## Amazon Reviews Data Preprocessing  

### Imports

In [147]:
import numpy as np
import pandas as pd
import nltk, re
from bs4 import BeautifulSoup as bs
import requests
import string

### The Dataset

In [148]:
# create dataframe of reviews
review_data = pd.read_csv('review_data.csv')
review_data = review_data.set_axis(['num','reviews'], axis=1)

In [149]:
# Drop Null values
review_data.drop('num',axis=1, inplace=True)
review_data.dropna(inplace=True)

In [150]:
review_data.shape

(477, 1)

In [151]:
review_data

Unnamed: 0,reviews
0,Let me start by saying I’ve got a Master’s de...
1,These are awesome! I should’ve bought the smal...
2,I wanted to mount a Sonos speaker in my bathro...
3,I love these floating bookshelves.

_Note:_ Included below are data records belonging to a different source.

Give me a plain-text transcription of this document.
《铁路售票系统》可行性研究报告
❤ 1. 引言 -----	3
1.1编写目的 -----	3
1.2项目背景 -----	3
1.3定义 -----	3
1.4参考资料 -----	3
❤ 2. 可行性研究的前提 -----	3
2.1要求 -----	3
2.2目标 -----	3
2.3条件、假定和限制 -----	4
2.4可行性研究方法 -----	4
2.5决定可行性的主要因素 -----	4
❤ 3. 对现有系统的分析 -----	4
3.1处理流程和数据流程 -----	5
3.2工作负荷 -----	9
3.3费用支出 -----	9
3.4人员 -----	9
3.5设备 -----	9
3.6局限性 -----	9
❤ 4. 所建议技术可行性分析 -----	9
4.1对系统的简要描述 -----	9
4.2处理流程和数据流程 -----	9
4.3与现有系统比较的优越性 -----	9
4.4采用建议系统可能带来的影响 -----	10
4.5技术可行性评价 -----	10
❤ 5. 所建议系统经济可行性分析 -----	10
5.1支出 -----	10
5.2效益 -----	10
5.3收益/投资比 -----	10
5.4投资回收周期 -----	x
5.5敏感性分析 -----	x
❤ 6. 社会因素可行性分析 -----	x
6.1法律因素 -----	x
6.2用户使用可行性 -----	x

They give a...
4,"This is the coolest thing I’ve ever seen , and..."
...,...
474,"This is the coolest thing I’ve ever seen , and..."
475,I know that this is labeled a bookshelf but I ...
476,Really wanted to give 5 stars Because i am in ...
477,Been needing more book storage and I wanted a ...


### Data Preprocessing
#### Remove Punctuations

In [152]:
# defining the function to remove punctuation
def remove_punctuation(text):
    punctuationfree="".join([i for i in text if i not in string.punctuation])
    return punctuationfree

# storing the puntuation free text
review_data['clean_data']= review_data['reviews'].apply(lambda x:remove_punctuation(x))
review_data.head()

Unnamed: 0,reviews,clean_data
0,Let me start by saying I’ve got a Master’s de...,Let me start by saying I’ve got a Master’s de...
1,These are awesome! I should’ve bought the smal...,These are awesome I should’ve bought the small...
2,I wanted to mount a Sonos speaker in my bathro...,I wanted to mount a Sonos speaker in my bathro...
3,I love these floating bookshelves. They give a...,I love these floating bookshelves They give a ...
4,"This is the coolest thing I’ve ever seen , and...",This is the coolest thing I’ve ever seen and ...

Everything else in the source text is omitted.